Janet Maslin of The New York Times said the film had "the shape of a thriller" and a "documentary's attentiveness to detail". She also said that the "film's outstanding performance comes from Graham Greene, an Oscar nominee for Dances with Wolves, a film that looks like an utter confection beside this plainer, harder-hitting drama.... Mr. Greene proves himself a naturally magnetic actor who deserves to be seen in other, more varied roles." Critic Kathleen Maher for The Austin Chronicle viewed Thunderheart as an "element of misty romanticism about Native Americans that Apted just doesn't manage to pull off. His yarn, however, is a good one even if it could be told a little better." However, she added that "Apted manages to say a lot by cutting between the squalor of life on the reservation to the magnificence of the land around it. Unfortunately, when the characters speak for themselves, they are often forced to deliver lines that are unspeakable." Owen Gleiberman of Entertainment Weekly gave the film a C rating calling it "hokey" and "laborious". He viewed the film as a "leftover 1970s conspiracy thriller were it not for the novelty of its setting: a modern Indian reservation—which, as the movie reveals, is by now a fancy word for slum." He did however compliment actor Greene, calling his performance—the film's "one redeeming feature". Author C.M. of Time Out said that "Apted and cinematographer Roger Deakins focus unblinkingly on the poverty endemic to the reservation. This directness, however, contrasts with an over-complicated script by John Fusco." But he acknowledged that "the story boasts integrity and serves as a forceful indictment of on-going injustice."
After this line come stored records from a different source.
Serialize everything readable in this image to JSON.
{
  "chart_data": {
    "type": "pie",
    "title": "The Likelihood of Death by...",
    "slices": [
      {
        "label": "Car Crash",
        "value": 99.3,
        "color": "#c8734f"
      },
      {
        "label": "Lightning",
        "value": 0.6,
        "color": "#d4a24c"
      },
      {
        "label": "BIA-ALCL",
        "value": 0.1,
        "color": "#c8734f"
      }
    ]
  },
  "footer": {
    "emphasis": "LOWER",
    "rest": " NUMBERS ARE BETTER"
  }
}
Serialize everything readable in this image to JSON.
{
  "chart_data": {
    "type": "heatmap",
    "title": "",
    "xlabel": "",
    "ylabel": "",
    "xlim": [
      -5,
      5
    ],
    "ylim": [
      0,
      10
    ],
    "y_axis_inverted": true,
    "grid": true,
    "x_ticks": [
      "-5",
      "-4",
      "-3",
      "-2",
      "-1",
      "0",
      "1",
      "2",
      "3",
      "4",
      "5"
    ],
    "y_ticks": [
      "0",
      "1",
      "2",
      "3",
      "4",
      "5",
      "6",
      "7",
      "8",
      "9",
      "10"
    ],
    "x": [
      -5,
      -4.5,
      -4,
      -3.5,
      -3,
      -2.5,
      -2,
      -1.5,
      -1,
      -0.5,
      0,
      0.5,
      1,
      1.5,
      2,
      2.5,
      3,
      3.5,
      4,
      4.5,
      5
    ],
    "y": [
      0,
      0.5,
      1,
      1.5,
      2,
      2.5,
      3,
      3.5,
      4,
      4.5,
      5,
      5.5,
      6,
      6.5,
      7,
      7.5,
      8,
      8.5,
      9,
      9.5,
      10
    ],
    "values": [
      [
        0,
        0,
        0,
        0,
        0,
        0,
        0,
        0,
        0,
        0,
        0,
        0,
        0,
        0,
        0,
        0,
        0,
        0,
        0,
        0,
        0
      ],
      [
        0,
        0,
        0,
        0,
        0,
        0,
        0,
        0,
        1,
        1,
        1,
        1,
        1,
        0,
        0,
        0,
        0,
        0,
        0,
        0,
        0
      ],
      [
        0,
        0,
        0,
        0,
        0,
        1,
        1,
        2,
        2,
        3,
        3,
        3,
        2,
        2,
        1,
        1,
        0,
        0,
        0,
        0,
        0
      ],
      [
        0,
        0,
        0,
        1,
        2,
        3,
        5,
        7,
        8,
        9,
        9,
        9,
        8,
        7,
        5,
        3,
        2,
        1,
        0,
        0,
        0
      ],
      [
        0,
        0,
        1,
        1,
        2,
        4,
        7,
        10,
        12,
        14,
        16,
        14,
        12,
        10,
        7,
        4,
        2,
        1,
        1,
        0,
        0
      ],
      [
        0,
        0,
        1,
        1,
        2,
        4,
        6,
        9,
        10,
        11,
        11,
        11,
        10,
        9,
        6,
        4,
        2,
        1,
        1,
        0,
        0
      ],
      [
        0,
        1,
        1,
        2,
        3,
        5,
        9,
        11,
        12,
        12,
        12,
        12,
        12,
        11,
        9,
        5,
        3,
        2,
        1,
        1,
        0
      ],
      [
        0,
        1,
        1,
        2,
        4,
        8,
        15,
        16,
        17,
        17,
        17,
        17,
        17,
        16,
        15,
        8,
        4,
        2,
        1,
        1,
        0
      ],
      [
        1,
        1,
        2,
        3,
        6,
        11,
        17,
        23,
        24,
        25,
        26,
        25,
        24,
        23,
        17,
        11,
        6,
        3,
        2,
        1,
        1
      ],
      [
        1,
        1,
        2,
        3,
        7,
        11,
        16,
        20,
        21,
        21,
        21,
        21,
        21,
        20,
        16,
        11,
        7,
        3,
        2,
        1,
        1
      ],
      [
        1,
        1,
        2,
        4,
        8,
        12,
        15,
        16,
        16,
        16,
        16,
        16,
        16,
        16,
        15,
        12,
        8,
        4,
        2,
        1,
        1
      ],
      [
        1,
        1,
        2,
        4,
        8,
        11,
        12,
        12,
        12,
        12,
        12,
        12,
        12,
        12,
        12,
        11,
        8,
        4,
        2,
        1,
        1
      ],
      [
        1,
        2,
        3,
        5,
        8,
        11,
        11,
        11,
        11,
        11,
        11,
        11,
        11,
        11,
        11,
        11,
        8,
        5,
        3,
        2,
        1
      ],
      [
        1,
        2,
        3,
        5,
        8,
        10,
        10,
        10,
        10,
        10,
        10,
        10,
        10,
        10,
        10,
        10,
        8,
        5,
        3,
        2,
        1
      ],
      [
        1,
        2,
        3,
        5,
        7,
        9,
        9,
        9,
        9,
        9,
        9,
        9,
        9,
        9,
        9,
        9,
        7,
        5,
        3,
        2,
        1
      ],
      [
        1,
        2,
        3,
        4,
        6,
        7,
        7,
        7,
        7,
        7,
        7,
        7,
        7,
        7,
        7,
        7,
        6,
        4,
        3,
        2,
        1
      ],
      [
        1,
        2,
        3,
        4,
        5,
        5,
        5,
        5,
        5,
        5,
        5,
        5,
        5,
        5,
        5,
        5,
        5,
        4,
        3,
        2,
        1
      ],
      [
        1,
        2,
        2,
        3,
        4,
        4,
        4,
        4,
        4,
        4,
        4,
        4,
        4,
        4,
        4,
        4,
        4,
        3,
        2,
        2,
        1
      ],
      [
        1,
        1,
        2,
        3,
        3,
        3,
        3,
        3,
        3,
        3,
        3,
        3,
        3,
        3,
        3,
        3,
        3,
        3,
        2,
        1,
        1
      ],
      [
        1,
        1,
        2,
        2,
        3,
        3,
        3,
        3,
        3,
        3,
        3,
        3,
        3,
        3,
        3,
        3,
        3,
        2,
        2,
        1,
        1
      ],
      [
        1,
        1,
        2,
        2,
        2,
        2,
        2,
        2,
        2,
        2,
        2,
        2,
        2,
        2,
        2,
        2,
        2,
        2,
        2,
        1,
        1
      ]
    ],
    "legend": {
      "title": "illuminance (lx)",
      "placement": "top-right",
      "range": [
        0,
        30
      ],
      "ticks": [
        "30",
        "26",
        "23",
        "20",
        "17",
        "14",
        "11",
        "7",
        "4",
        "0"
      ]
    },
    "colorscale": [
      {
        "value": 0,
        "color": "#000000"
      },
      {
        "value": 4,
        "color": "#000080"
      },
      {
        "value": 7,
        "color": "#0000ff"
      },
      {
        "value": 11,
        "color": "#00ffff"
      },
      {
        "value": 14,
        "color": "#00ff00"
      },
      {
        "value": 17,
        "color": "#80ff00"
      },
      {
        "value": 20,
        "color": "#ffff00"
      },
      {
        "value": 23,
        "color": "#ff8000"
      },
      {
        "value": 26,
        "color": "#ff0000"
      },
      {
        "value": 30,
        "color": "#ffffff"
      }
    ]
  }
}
"In Thunderheart we get a real visual sense of the reservation, of the beauty of the rolling prairie and the way it is interrupted by deep gorges, but also of the omnipresent rusting automobiles and the subsistence level of some of the housing." |
—Roger Ebert, writing for the Chicago Sun-Times |
Sean Axmaker of Turner Classic Movies boasted on the film's merits by declaring, "Thunderheart dispenses with clichés of Indian culture while respectfully showing the traditions kept alive on the reservation and exposing conditions on the reservation, all within the conventions of an entertaining and involving Hollywood murder mystery with a message." Rating 3 Stars, Leonard Maltin wrote that the film was an "engrossing thriller" that is "notable for its keen attention to detail regarding Sioux customs and spirituality, and its enlightened point of view."